For wich company do you work yourself?
@Wheelchairavenger So in your mind treatments with a long history of efficacy are “snake oil” but debunked claims of a miracle cure from a lone crank are “science.”
Riiiight.
For the record, I’m a computer programmer for a company that serves mostly religious no-profits.
History—MS was first defined as a vascular disorder in 1863, when Rindfleisch noted veins engorged with blood in autopsy brains with MS. The autoimmune paradigm began with Dr. Thomas Rivers’ animal model of EAE, which was created by injecting foreign antigens into animals’ brains, creating lesions that looked a bit like MS. Dr. Tracy Putnam created an exact replication of MS lesions by blocking the venous sinus of dogs and creating venous congestion. Drugs are created to stop EAE, not MS.
@halleyscomet If not, explain me why the efficacy-proven and not anymore under patent meds are taken off the market one after the other….
And do you still know any pharmacist able to manufacture himself a prescrided med.
Do you believe there was no pharmacy before the 80′s?
But since the 90′s only big business left, that doesn’t care making the clients sick, and cares to keep them clients = sick
Since the 90′s there has been improvements only in surgery, in pharmacy nothing but scams.
@Wheelchairavenger “explain me why the efficacy-proven and not anymore under patent meds are taken off the market one after the other”
What, like the ineffective, magic based homeopathic treatments that are still available? How about the fact that the FDA hasn’t actually BANNED MMS? Quackery has to cause a LOT of harm before it’s banned in the USA
Regardless, flaws, real or imagined, in the current system do not constitute evidence of efficacy for the “Liberation” surgery being discussed here.

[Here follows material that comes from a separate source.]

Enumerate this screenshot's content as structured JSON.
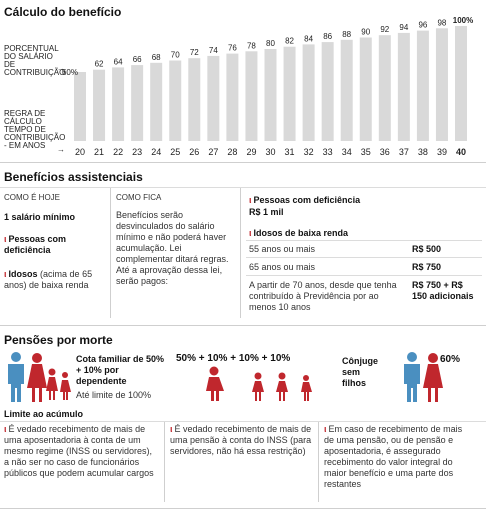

@Cheerleader4MS “MS was first defined as a vascular disorder in 1863″
Right, because first impressions that are over 100 years old are ALWAYS more right than the intervening century plus of research.
@Cheerleader4MS Sadly subsequent research is indicating this is NOT the cure-all people were hoping for.
@Cheerleader4MS “It shows the vein problem they are finding in all MS patients.”